Lennox feels the welling of relief, but tempered by the dim reminder of mirage, of other possible explanations for the brilliant reflection, of shattered hope. He fights down the urge to fling himself in that direction; it is a half-mile or more to where he sees the glare and he cannot run a half-mile, not now. Steadily, that is how he has to move, steadily.
But it is no more than a hundred yards before he breaks into a staggering and painful run ...
Eleven
For Jana, it had been a quiet day.
Her sketch pad was now, in late afternoon, half full with charcoal and pencil drawings of the stark landscape which lay spread out before her, and she had made several notes and observations to be incorporated into the text of Desert Adventure. The intense heat had bothered her considerably after a while, and she had had to periodically relocate the blanket and her position in order to remain in one of the shifting patches of shade; but there had been nothing else to disturb her work—no inquisitive visitors, animal or human—and in spite of her mild aversion to her surroundings, she had immersed herself in the day’s project as completely as she had immersed herself in the outline yesterday.

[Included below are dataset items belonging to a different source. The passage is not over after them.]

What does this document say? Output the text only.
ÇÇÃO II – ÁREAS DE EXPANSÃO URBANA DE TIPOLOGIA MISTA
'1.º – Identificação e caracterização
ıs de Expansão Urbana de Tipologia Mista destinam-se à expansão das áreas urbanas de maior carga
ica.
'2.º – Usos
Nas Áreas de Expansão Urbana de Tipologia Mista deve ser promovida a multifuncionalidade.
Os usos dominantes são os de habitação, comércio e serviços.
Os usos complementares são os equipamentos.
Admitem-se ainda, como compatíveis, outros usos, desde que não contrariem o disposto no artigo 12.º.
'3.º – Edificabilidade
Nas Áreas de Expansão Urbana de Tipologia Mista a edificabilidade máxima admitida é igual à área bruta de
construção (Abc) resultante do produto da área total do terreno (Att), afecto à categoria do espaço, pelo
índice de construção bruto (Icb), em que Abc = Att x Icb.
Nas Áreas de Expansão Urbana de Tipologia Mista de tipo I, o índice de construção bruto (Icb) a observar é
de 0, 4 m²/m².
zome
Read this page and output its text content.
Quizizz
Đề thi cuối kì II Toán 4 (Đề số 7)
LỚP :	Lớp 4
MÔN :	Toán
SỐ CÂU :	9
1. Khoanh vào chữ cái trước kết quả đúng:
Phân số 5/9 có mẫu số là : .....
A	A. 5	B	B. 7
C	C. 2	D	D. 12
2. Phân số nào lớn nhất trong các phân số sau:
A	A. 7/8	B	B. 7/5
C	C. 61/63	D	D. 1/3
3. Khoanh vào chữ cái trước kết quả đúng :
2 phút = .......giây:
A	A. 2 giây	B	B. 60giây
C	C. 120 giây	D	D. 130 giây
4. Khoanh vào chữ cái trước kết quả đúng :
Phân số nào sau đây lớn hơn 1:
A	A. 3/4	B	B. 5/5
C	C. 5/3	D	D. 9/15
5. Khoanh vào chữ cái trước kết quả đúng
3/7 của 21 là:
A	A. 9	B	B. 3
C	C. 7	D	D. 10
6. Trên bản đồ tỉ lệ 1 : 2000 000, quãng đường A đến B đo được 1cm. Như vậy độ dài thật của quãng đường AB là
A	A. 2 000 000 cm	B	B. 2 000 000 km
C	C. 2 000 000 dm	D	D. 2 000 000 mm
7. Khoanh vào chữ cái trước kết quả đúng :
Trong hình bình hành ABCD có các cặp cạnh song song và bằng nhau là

Sitting now in the shadow of an oddly humped outcropping of granite, she laid the sketch pad aside and drank from the bottle of mineral water. Then she sat leaning back on her hands, feeling hot and drowsy, not quite ready to make the drive back into Cuenca Seco. She allowed her thoughts to drift, and when the image of Don Harper materialized, she did not recoil from it.
Detachedly, as if she were a disinterested third party clinically examining a relationship between two other people, she placed him mentally against a changing background of memories: Washington Square in the Village, gray sky, fluttering pigeons, leafless trees like skeletal fingers reaching upward, his cheeks flushed from the bitter-cold winter wind, laughing; an off-Broadway theatre with no name, a dramatic production with a forgotten title, sitting intently forward, brow creased, eyes shining, totally absorbed in the illusion being enacted under the floodlights below; the sparkling blue of Long Island Sound, streaked with silver afternoon light, cold salt spray flecking his cheeks as the bow of the sleek white sailboat glides through gentle swells, one large soft hand competent on the tiller, the other possessively on her hip, shouting merriment into the wind ...

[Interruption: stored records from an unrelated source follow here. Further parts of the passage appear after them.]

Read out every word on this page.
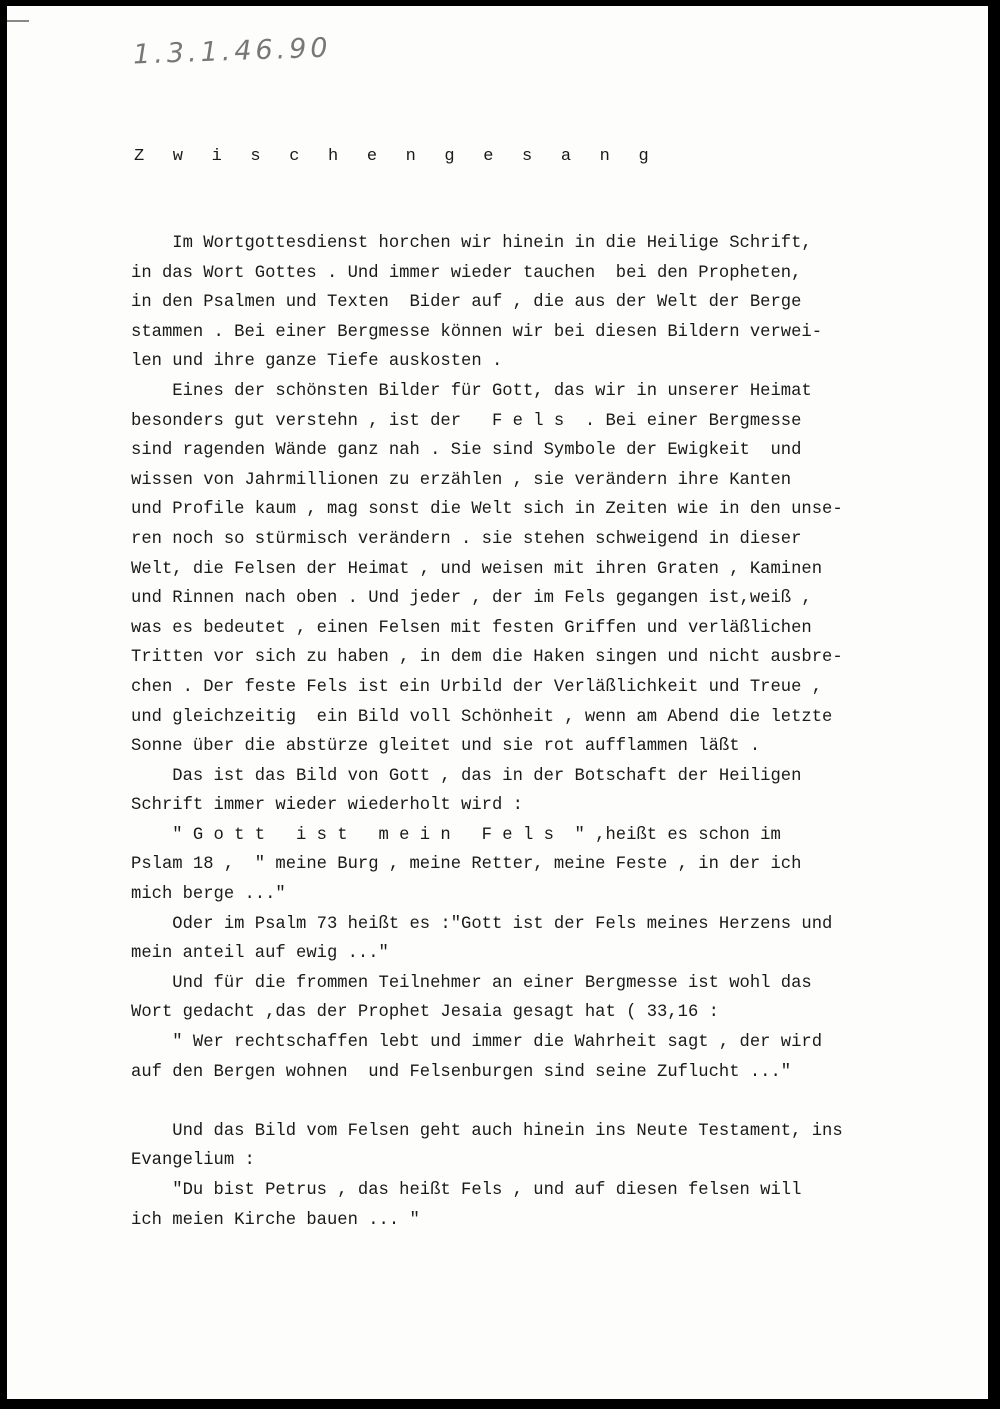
1.3.1.46.90
Z w i s c h e n g e s a n g
Im Wortgottesdienst horchen wir hinein in die Heilige Schrift,
in das Wort Gottes . Und immer wieder tauchen  bei den Propheten,
in den Psalmen und Texten  Bider auf , die aus der Welt der Berge
stammen . Bei einer Bergmesse können wir bei diesen Bildern verwei-
len und ihre ganze Tiefe auskosten .
Eines der schönsten Bilder für Gott, das wir in unserer Heimat
besonders gut verstehn , ist der   F e l s  . Bei einer Bergmesse
sind ragenden Wände ganz nah . Sie sind Symbole der Ewigkeit  und
wissen von Jahrmillionen zu erzählen , sie verändern ihre Kanten
und Profile kaum , mag sonst die Welt sich in Zeiten wie in den unse-
ren noch so stürmisch verändern . sie stehen schweigend in dieser
Welt, die Felsen der Heimat , und weisen mit ihren Graten , Kaminen
und Rinnen nach oben . Und jeder , der im Fels gegangen ist,weiß ,
was es bedeutet , einen Felsen mit festen Griffen und verläßlichen
Tritten vor sich zu haben , in dem die Haken singen und nicht ausbre-
chen . Der feste Fels ist ein Urbild der Verläßlichkeit und Treue ,
und gleichzeitig  ein Bild voll Schönheit , wenn am Abend die letzte
Sonne über die abstürze gleitet und sie rot aufflammen läßt .
Das ist das Bild von Gott , das in der Botschaft der Heiligen
Schrift immer wieder wiederholt wird :
" G o t t   i s t   m e i n   F e l s  " ,heißt es schon im
Pslam 18 ,  " meine Burg , meine Retter, meine Feste , in der ich
mich berge ..."
Oder im Psalm 73 heißt es :"Gott ist der Fels meines Herzens und
mein anteil auf ewig ..."
Und für die frommen Teilnehmer an einer Bergmesse ist wohl das
Wort gedacht ,das der Prophet Jesaia gesagt hat ( 33,16 :
" Wer rechtschaffen lebt und immer die Wahrheit sagt , der wird
auf den Bergen wohnen  und Felsenburgen sind seine Zuflucht ..."
Und das Bild vom Felsen geht auch hinein ins Neute Testament, ins
Evangelium :
"Du bist Petrus , das heißt Fels , und auf diesen felsen will
ich meien Kirche bauen ... "
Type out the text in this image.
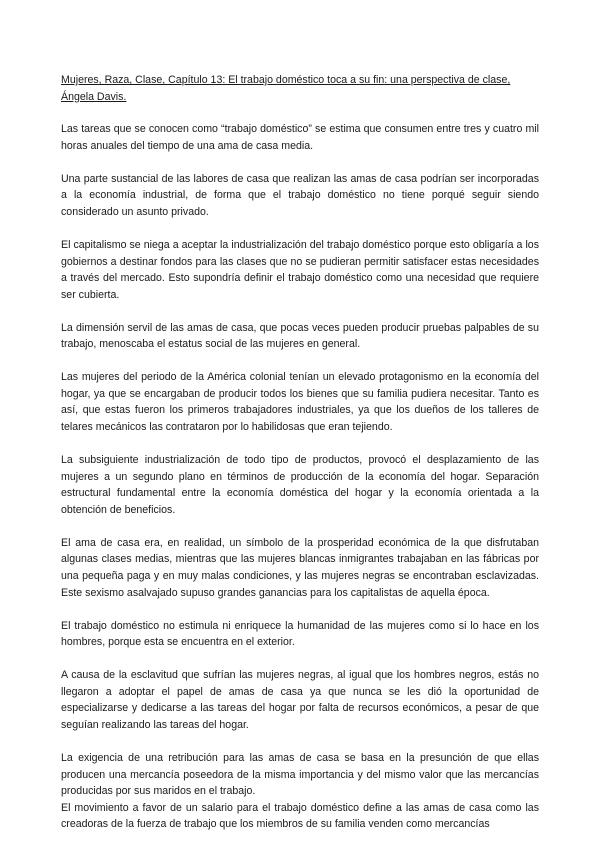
Mujeres, Raza, Clase, Capítulo 13: El trabajo doméstico toca a su fin: una perspectiva de clase, Ángela Davis.

Las tareas que se conocen como “trabajo doméstico” se estima que consumen entre tres y cuatro mil horas anuales del tiempo de una ama de casa media.

Una parte sustancial de las labores de casa que realizan las amas de casa podrían ser incorporadas a la economía industrial, de forma que el trabajo doméstico no tiene porqué seguir siendo considerado un asunto privado.

El capitalismo se niega a aceptar la industrialización del trabajo doméstico porque esto obligaría a los gobiernos a destinar fondos para las clases que no se pudieran permitir satisfacer estas necesidades a través del mercado. Esto supondría definir el trabajo doméstico como una necesidad que requiere ser cubierta.

La dimensión servil de las amas de casa, que pocas veces pueden producir pruebas palpables de su trabajo, menoscaba el estatus social de las mujeres en general.

Las mujeres del periodo de la América colonial tenían un elevado protagonismo en la economía del hogar, ya que se encargaban de producir todos los bienes que su familia pudiera necesitar. Tanto es así, que estas fueron los primeros trabajadores industriales, ya que los dueños de los talleres de telares mecánicos las contrataron por lo habilidosas que eran tejiendo.

La subsiguiente industrialización de todo tipo de productos, provocó el desplazamiento de las mujeres a un segundo plano en términos de producción de la economía del hogar. Separación estructural fundamental entre la economía doméstica del hogar y la economía orientada a la obtención de beneficios.

El ama de casa era, en realidad, un símbolo de la prosperidad económica de la que disfrutaban algunas clases medias, mientras que las mujeres blancas inmigrantes trabajaban en las fábricas por una pequeña paga y en muy malas condiciones, y las mujeres negras se encontraban esclavizadas. Este sexismo asalvajado supuso grandes ganancias para los capitalistas de aquella época.

El trabajo doméstico no estimula ni enriquece la humanidad de las mujeres como si lo hace en los hombres, porque esta se encuentra en el exterior.

A causa de la esclavitud que sufrían las mujeres negras, al igual que los hombres negros, estás no llegaron a adoptar el papel de amas de casa ya que nunca se les dió la oportunidad de especializarse y dedicarse a las tareas del hogar por falta de recursos económicos, a pesar de que seguían realizando las tareas del hogar.

La exigencia de una retribución para las amas de casa se basa en la presunción de que ellas producen una mercancía poseedora de la misma importancia y del mismo valor que las mercancías producidas por sus maridos en el trabajo.

El movimiento a favor de un salario para el trabajo doméstico define a las amas de casa como las creadoras de la fuerza de trabajo que los miembros de su familia venden como mercancías
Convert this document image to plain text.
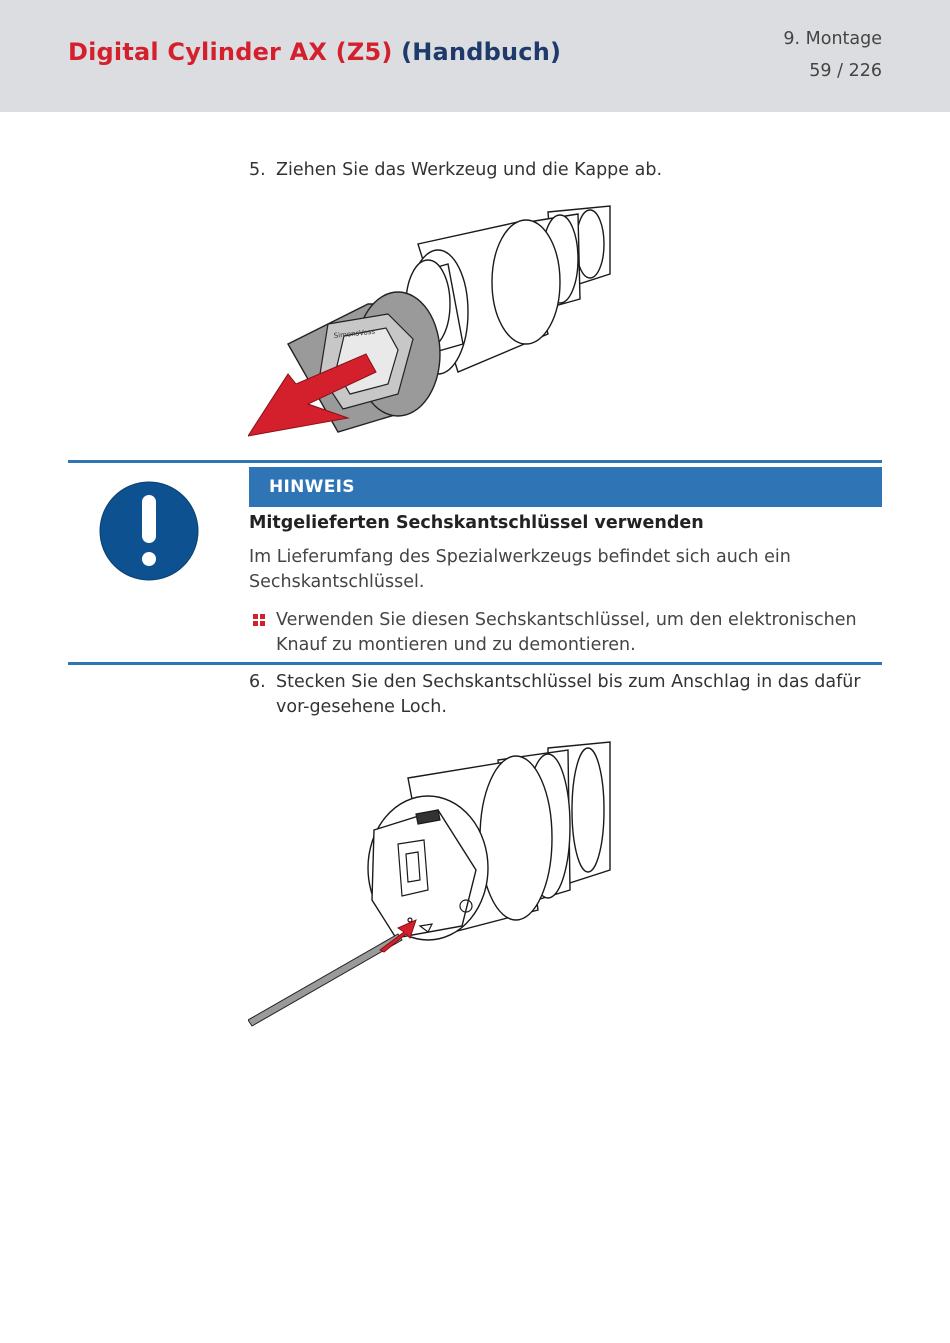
Digital Cylinder AX (Z5) (Handbuch)	9. Montage
59 / 226
5. Ziehen Sie das Werkzeug und die Kappe ab.
SimonsVoss
HINWEIS
Mitgelieferten Sechskantschlüssel verwenden
Im Lieferumfang des Spezialwerkzeugs befindet sich auch ein Sechskantschlüssel.
Verwenden Sie diesen Sechskantschlüssel, um den elektronischen Knauf zu montieren und zu demontieren.
6. Stecken Sie den Sechskantschlüssel bis zum Anschlag in das dafür vor-gesehene Loch.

It was good then, she thought, it was fine then, but only because I was in love then. I was in love with fun and with excitement and with handsomeness and with charm and with sophistication—but not with Don Harper, the real Don Harper, the man. I didn’t know him, then, and maybe I wouldn’t have cared if I had. But it could never have lasted, I can see that now, it could never have been for us. Don has no depth, he has a tremendous surface but it is only a thin, thin veneer laid across an empty vacuum. He loves being a hedonist, he loves being an important account executive, he loves
Lord, she wished she had been able to analyze Don and herself and the affair as objectively then as she seemed to be able to do now. The bitterness might not have been as overwhelming inside her, she might not have been so utterly demoralized, she might not have been so susceptible to—
Jana roused herself sharply. All right now, girl, that’s enough of that. You’re having a quiet day and you don’t want to spoil it by slipping back into the dark caverns of the past and there you go again with those damned literary images you silly broad. Shape up, look at that desert out there, look at that man? man out there?

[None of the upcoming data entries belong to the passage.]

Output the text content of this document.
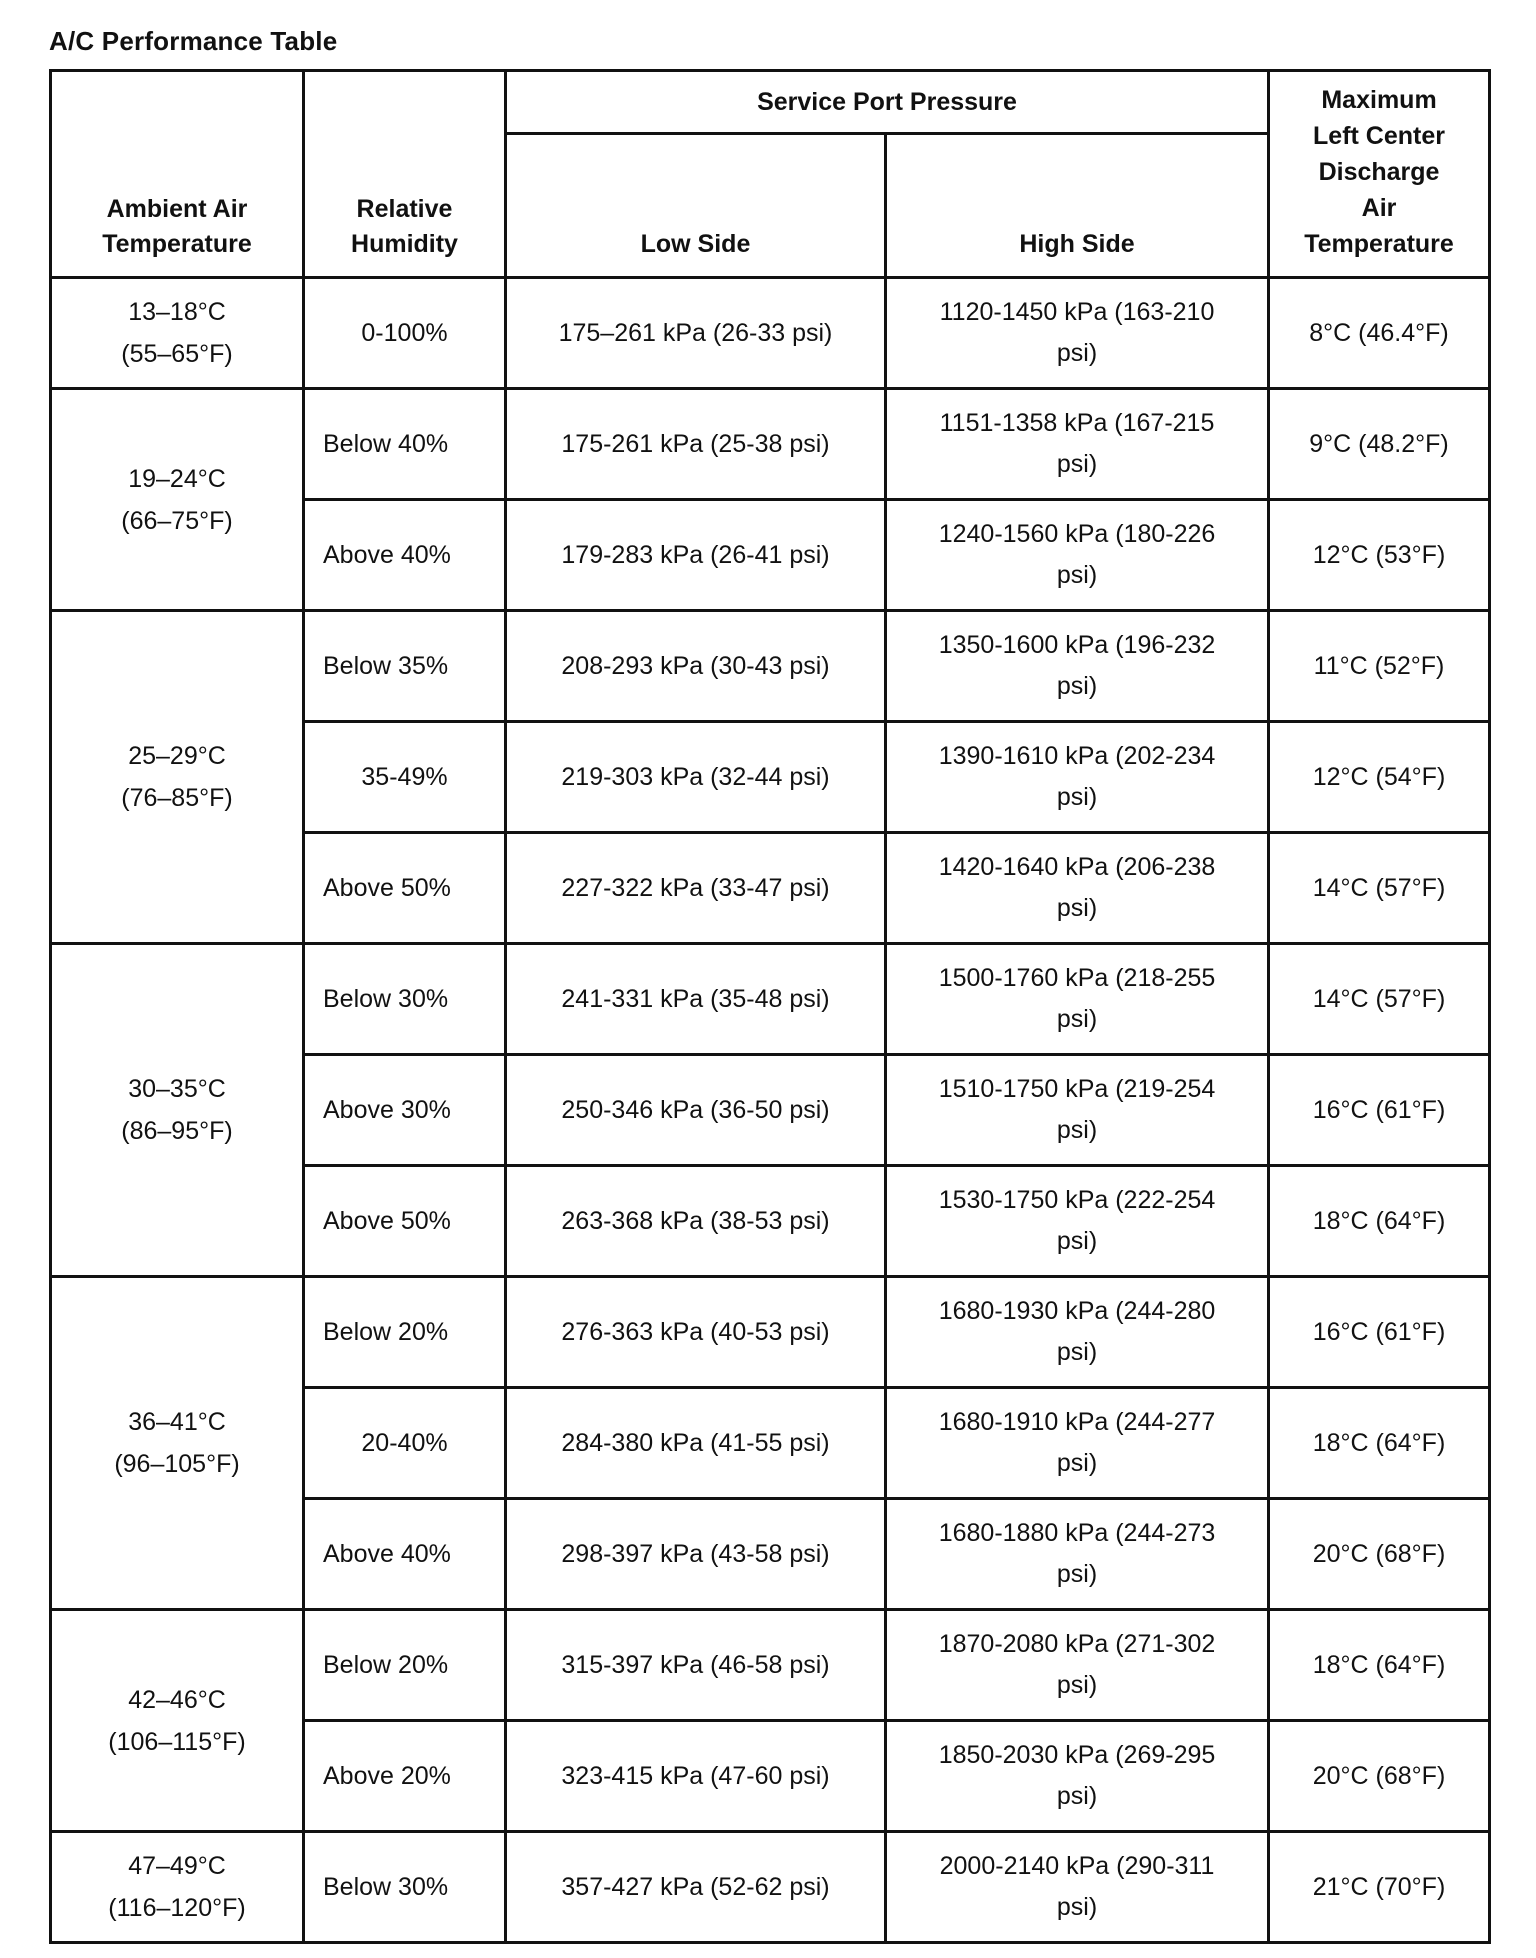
A/C Performance Table
Ambient Air
Temperature	Relative
Humidity	Service Port Pressure		Maximum
Left Center
Discharge
Air
Temperature

		Low Side	High Side	

13–18°C
(55–65°F)	0-100%	175–261 kPa (26-33 psi)	1120-1450 kPa (163-210
psi)	8°C (46.4°F)

19–24°C
(66–75°F)	Below 40%	175-261 kPa (25-38 psi)	1151-1358 kPa (167-215
psi)	9°C (48.2°F)
	Above 40%	179-283 kPa (26-41 psi)	1240-1560 kPa (180-226
psi)	12°C (53°F)

25–29°C
(76–85°F)	Below 35%	208-293 kPa (30-43 psi)	1350-1600 kPa (196-232
psi)	11°C (52°F)
	35-49%	219-303 kPa (32-44 psi)	1390-1610 kPa (202-234
psi)	12°C (54°F)
	Above 50%	227-322 kPa (33-47 psi)	1420-1640 kPa (206-238
psi)	14°C (57°F)

30–35°C
(86–95°F)	Below 30%	241-331 kPa (35-48 psi)	1500-1760 kPa (218-255
psi)	14°C (57°F)
	Above 30%	250-346 kPa (36-50 psi)	1510-1750 kPa (219-254
psi)	16°C (61°F)
	Above 50%	263-368 kPa (38-53 psi)	1530-1750 kPa (222-254
psi)	18°C (64°F)

36–41°C
(96–105°F)	Below 20%	276-363 kPa (40-53 psi)	1680-1930 kPa (244-280
psi)	16°C (61°F)
	20-40%	284-380 kPa (41-55 psi)	1680-1910 kPa (244-277
psi)	18°C (64°F)
	Above 40%	298-397 kPa (43-58 psi)	1680-1880 kPa (244-273
psi)	20°C (68°F)

42–46°C
(106–115°F)	Below 20%	315-397 kPa (46-58 psi)	1870-2080 kPa (271-302
psi)	18°C (64°F)
	Above 20%	323-415 kPa (47-60 psi)	1850-2030 kPa (269-295
psi)	20°C (68°F)

47–49°C
(116–120°F)	Below 30%	357-427 kPa (52-62 psi)	2000-2140 kPa (290-311
psi)	21°C (70°F)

Startled, Jana pulled onto her knees, onto her feet, staring intently at the child-sized figure which seemed to be staggering toward her across the rocky ground. My God! she thought, and then she did not know what to think. She felt a vague apprehension, a tiny cold cube of fright beginning to form in her stomach. Who was he? What was he doing out there? What did he want?
Her first impulse was to conceal herself in the rocks, perhaps he wouldn’t see her; then she thought of gathering up the blanket and the other things and running to the car and driving away very quickly. And then it was too late to do any of those things, even if she had been able, because he was waving his arms awkwardly, loosely above his head—he had seen her, he was coming to her.